Twelve boars were moved to our chambers and surgically implanted with temperature sensors in the abdominal cavity and in the scrotum. We monitored effectiveness of cooling strategies to reduce efforts to cope with heat stress (e.g. less impact on respiration rate or skin temperature) and to maintain homeostasis in the body and scrotum. Each boar rotated among all cooling strategies. Strategies tested included all combinations of fans and drippers on the neck and scrotum as well as a commercially available water cooled floor panel. Each cooling strategy worked to varying degrees. Ultimately the most effective strategy was used to provide a 9wk treatment of boars under summer conditions. The strategy most effective at internal temperature regulation was the one that had both fans and drippers on both the neck and the scrotum. The twelve boars were housed every other stall with cooling or not. At the end of 9wk boars were sacrificed and samples collected to evaluate effectiveness of this strategy to mitigate the impact of heat on sperm quality measures.
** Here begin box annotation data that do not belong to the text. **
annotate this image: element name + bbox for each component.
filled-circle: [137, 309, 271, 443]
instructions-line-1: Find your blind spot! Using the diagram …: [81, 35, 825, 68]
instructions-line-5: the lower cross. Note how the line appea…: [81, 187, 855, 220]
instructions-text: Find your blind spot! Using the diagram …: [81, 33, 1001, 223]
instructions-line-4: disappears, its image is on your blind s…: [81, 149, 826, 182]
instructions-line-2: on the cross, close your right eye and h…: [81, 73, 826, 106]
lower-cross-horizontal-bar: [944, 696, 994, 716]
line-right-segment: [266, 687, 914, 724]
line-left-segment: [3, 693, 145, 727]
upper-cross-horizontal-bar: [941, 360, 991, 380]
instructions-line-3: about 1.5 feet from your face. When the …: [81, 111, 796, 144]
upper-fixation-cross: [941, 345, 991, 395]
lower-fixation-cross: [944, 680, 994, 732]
Results demonstrated that cooling was effective at reducing the negative impact of elevated ambient temperatures.
• Elevated ambient temperatures observed in commercial studs lead to elevated respiration rate and skin and rectal temperature when replicated under controlled conditions.
• Interventions (drippers, fans, cooled floors) resulted in modest improvements in measured variables.
• Even with modest impact on measured variables, improvements were observed for sperm quality traits post-mortem.